As a fighter who had boxed for years before moving over to Muay Thai, I can personally declare that there is nothing quite like eating an elbow inside the ropes. My first Muay Thai bout came with obsessive dedication; I wanted to ensure that there were no apparent holes in my game. I drilled and drilled until I could not practice no more, leaving no doubt that I would be in the best shape come fight night.
As any seasoned fighter will tell you, there is no such thing as an impregnable defense in fighting. Even the greatest Muay Thai fighters of all time have been hurt. The Samart Payakaroon’s, Dieselnoi’s, Saenchai’s… you name it, they have all suffered significant shots in their careers. It goes without saying that they have also dished out their fair share of punishment. When it comes to a slicing elbow strike, there is no sweeter punishment to dish out.

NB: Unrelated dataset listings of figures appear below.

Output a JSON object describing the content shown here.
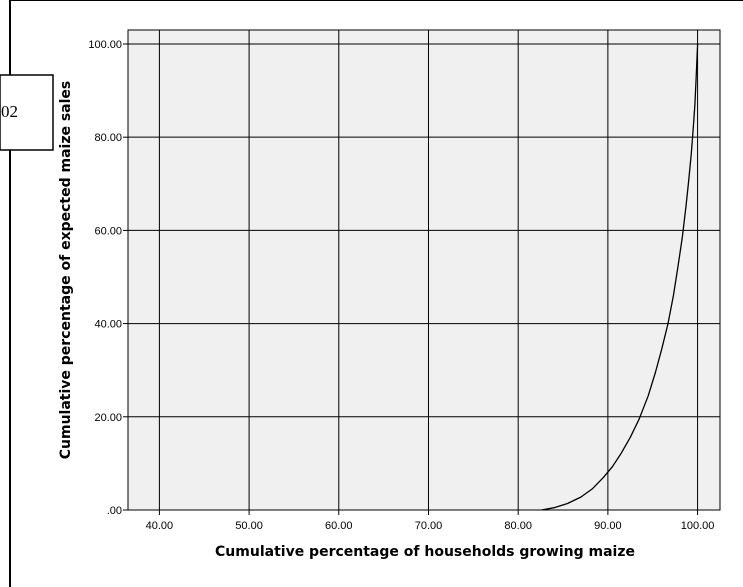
{
  "figure_tag": "02",
  "chart_data": {
    "type": "line",
    "xlabel": "Cumulative percentage of households growing maize",
    "ylabel": "Cumulative percentage of expected maize sales",
    "xlim": [
      36.5,
      102.5
    ],
    "ylim": [
      0,
      103
    ],
    "x_ticks": [
      40,
      50,
      60,
      70,
      80,
      90,
      100
    ],
    "x_tick_labels": [
      "40.00",
      "50.00",
      "60.00",
      "70.00",
      "80.00",
      "90.00",
      "100.00"
    ],
    "y_ticks": [
      0,
      20,
      40,
      60,
      80,
      100
    ],
    "y_tick_labels": [
      ".00",
      "20.00",
      "40.00",
      "60.00",
      "80.00",
      "100.00"
    ],
    "grid": true,
    "plot_background": "#f0f0f0",
    "line_color": "#000000",
    "series": [
      {
        "x": [
          82.6,
          84.0,
          85.5,
          87.0,
          88.3,
          89.5,
          90.5,
          91.5,
          92.5,
          93.5,
          94.5,
          95.3,
          96.0,
          96.7,
          97.3,
          97.8,
          98.3,
          98.7,
          99.0,
          99.3,
          99.5,
          99.7,
          99.85,
          100.0
        ],
        "y": [
          0,
          0.5,
          1.4,
          2.8,
          4.6,
          7.0,
          9.3,
          12.2,
          15.6,
          19.6,
          24.5,
          29.5,
          34.5,
          40.0,
          46.0,
          52.0,
          58.5,
          65.0,
          70.5,
          76.5,
          81.5,
          87.0,
          93.0,
          100.0
        ]
      }
    ]
  }
}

Elbow strikes are what sets Muay Thai apart from many of the traditional martial arts. This is the “Art of the Eight Limbs” and two of the most prized weapons in a Nak Muay‘s arsenal are his elbows. Let’s take a look at five you should get acquainted with now.
The Horizontal Elbow
The bread and butter elbow of Muay Thai, so to speak. However, don’t let that lure you into a false sense of treating the horizontal elbow as anything, well, simple. It is far from simple; a deftly landed horizontal elbow can be enough to knock an opponent out cold and earn yourself an early shower.
This strike is far from easy to master, which, in Muay Thai, is pretty standard. Even the strikes which appear to be – in technical terms – the simplest, require constant practice and attention. When setting yourself up to throw the horizontal elbow, lift your elbow up at a 90-degree angle, pointing the outer side of your forearm at the opponent. Then, in a hooking fashion, slice across a vertical line while aiming for your desired target.
The Diagonal Elbow
The best way to imagine the trajectory of any elbow in Muay Thai is to first envisage a cross. With the diagonal elbow, the line of movement will be like a 2 to 7 or 11 to 5, if you were following a clock face. This strike is very powerful when you can generate the snap and connect with a sweet spot such as the chin, jaw, or temple.

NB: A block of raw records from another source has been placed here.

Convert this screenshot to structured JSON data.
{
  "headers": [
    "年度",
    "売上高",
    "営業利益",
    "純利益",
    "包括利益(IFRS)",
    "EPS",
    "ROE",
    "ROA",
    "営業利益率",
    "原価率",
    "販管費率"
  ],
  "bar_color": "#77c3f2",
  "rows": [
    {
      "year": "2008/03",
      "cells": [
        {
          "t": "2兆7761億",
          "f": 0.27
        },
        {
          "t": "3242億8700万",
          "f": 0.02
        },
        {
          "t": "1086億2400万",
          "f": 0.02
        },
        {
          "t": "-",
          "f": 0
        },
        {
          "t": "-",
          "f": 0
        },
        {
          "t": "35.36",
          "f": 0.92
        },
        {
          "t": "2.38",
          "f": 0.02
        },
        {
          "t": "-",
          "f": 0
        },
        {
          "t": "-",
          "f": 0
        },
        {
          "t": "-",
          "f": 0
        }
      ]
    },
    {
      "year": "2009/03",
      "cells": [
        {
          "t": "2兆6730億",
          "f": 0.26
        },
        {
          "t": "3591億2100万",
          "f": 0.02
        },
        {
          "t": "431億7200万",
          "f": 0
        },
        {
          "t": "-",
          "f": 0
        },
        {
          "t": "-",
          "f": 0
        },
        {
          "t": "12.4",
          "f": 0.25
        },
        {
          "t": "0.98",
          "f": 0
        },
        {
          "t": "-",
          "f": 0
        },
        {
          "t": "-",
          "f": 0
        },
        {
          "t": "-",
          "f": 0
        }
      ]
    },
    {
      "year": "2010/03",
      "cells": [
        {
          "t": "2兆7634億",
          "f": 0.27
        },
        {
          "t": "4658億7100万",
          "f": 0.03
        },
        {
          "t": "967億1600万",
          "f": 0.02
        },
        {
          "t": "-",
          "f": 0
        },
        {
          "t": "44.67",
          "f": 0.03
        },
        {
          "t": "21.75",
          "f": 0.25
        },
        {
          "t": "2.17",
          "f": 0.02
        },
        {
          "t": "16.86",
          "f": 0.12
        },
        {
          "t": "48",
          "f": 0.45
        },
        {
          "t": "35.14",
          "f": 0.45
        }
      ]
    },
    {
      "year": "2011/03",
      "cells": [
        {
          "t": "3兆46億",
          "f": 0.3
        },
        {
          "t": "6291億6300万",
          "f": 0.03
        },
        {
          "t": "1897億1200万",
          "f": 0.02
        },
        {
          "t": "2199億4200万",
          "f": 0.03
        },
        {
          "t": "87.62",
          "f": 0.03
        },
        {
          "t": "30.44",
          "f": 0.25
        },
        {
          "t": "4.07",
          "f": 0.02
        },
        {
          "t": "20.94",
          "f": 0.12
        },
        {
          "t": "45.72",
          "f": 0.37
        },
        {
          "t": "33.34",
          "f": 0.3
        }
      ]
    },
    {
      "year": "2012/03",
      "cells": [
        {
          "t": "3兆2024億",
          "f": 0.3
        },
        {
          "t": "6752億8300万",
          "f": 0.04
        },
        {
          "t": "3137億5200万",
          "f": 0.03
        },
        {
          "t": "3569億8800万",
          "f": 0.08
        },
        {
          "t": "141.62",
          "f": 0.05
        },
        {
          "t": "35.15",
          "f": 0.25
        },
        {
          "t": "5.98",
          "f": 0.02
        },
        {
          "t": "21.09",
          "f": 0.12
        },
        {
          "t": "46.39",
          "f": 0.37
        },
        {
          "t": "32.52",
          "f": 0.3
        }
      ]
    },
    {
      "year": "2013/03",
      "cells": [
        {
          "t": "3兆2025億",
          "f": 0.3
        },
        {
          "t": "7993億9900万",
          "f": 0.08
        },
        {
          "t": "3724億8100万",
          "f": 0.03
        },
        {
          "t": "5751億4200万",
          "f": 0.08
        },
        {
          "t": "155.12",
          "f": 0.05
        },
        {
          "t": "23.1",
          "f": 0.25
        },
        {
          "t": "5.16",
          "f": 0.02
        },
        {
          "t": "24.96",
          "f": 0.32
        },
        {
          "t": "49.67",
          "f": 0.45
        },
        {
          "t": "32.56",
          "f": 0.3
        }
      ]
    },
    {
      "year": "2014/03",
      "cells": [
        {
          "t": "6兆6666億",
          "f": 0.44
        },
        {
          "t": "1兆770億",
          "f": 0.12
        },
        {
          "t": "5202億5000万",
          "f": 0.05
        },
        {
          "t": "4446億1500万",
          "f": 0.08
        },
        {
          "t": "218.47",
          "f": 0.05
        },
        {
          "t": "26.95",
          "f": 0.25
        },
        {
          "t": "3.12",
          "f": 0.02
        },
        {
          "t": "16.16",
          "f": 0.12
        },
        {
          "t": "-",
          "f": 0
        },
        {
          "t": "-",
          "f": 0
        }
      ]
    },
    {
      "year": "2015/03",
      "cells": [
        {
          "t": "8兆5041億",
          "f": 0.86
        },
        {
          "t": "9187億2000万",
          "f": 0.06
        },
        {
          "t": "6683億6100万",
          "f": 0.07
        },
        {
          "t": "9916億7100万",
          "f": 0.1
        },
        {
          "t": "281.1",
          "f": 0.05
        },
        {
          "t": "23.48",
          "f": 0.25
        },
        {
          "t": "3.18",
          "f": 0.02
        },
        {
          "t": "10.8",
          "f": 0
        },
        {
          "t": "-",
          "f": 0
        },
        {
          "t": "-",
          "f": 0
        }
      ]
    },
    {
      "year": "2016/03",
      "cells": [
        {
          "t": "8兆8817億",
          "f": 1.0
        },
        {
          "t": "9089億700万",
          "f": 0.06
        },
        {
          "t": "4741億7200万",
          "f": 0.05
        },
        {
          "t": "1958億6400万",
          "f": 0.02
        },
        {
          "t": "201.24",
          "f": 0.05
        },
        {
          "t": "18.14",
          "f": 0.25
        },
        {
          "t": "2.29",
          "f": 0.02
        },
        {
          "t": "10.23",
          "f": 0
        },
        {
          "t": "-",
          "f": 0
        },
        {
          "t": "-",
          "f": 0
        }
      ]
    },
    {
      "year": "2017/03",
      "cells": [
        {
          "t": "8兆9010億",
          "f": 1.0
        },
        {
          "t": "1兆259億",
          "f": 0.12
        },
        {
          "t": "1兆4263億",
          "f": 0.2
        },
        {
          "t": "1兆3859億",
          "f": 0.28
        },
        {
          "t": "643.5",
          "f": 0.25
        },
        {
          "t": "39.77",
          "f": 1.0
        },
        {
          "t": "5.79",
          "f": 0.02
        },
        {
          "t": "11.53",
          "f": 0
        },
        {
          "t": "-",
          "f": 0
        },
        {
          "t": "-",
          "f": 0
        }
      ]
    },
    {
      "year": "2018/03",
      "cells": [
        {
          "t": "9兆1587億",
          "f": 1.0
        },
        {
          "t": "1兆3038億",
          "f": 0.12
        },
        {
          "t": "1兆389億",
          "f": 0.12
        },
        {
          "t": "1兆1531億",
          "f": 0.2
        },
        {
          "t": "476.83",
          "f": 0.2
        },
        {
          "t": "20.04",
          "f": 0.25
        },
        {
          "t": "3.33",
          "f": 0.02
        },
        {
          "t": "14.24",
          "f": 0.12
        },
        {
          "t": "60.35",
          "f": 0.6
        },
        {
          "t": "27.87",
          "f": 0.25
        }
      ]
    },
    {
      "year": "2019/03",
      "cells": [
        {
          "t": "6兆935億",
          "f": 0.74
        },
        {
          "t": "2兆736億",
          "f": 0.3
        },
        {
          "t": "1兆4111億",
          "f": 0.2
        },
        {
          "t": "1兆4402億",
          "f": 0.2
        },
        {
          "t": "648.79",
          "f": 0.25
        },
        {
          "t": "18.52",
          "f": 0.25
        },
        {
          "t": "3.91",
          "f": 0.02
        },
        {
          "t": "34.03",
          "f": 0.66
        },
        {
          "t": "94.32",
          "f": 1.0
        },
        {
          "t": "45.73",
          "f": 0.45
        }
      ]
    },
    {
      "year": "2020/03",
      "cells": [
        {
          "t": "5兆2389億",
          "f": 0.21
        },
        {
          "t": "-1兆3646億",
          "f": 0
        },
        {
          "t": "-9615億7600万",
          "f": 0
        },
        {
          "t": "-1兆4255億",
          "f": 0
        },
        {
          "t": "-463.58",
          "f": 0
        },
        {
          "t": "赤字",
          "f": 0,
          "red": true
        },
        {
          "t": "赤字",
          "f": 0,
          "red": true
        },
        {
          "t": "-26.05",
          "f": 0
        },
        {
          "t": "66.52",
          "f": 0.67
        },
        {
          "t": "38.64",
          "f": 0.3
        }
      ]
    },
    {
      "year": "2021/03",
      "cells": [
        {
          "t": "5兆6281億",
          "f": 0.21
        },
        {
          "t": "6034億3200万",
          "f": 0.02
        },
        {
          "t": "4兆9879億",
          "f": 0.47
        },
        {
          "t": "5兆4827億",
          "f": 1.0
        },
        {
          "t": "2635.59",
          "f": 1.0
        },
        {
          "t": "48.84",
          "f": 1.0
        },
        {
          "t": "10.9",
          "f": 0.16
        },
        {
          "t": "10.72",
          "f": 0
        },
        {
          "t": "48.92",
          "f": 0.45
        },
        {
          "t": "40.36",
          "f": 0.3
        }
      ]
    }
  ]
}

These strikes are particularly useful when engaged in the clinch. In close-quarter combat, you really cause significant damage to your opponent. The key to the diagonal elbow is not to telegraph it, but swipe in and get out, as fast as you can. If things work in your favor, you could be looking at a show-stopper. A worst-case scenario could be opening a cut on your opponent which could stop the fight. Not bad at all.
The Upward Elbow
Whereas a horizontal elbow and diagonal elbow slice across and in a diagonal fashion, respectively, the upward elbow requires upward momentum to damage. Much like an uppercut in boxing, the shot can be aimed at the lower jaw, chin, or nose of the opponent. Force is pushed upwards, in order to push the opposing fighter’s head back. Depending on your technique, this could be more than enough to knock them out cold.
An experienced trainer will always tell you to open up your opponent’s guard with a shot such as a hook, or even a feint, in order to create a gap. When this window opens, bring your elbow up from a 6 to 12 motion, and slice upwards with as much power as you can muster up from your stance. Drop your knees slightly, and then push or whip up with your elbow, in order to gain that upward momentum.
The Downward Elbow
In simple terms, this is the opposite of the upward elbow. You want to impose pressure downwards on the target, so you will need to generate power from above. One of the best ways to throw a downward elbow is to “chop” it, like an ax. While this is elbow is rarely thrown – in comparison to those above – there is no doubt that it still a very potent weapon. The chopping elbow can be very hard to see coming, too.
The downward elbow chop can be thrown in a number of ways. While standing, you can approach the opponent (make sure it is not telegraphed, as you will regret it) with a sharp step before slamming down on the top of the skull. It can also be thrown in a jumping fashion, driven into the skull or face with the help of your downward momentum. Or, if you are technical enough, just as your break out of a clinch.
The Spinning Elbow
Speaking of technical prowess, the spinning elbow is probably not the first elbow strike you should be trying to master. The reason being, it requires a Nak Muay to have an advanced understanding of balance, posture, flexibility, and range, among other qualities. It is an incredibly effective weapon, mostly due to how tricky it can be to predict. If you manage to land it without your opponent expecting it, it can be devastating.
To pull it off, you will need to step out so that your lead leg is crossed by your rear. The strike should be landed by your rear hand, with a twisting motion punctuating the power that is driven into your target. This one will take a lot of practice. Defensively, you should be always open to the possibility of a counter – if you get it wrong – so be careful. If you need any encouragement, there are countless MMA spinning elbow fails out there.
There are fewer strikes in martial arts as absolutely devastating as the elbow. Your options are endless in Muay Thai, but you must always ensure that you are not putting yourself in a position of vulnerability. Technique is everything, after all, so do your homework, drill constantly, and you should see a small improvement each and every time you hit the gym.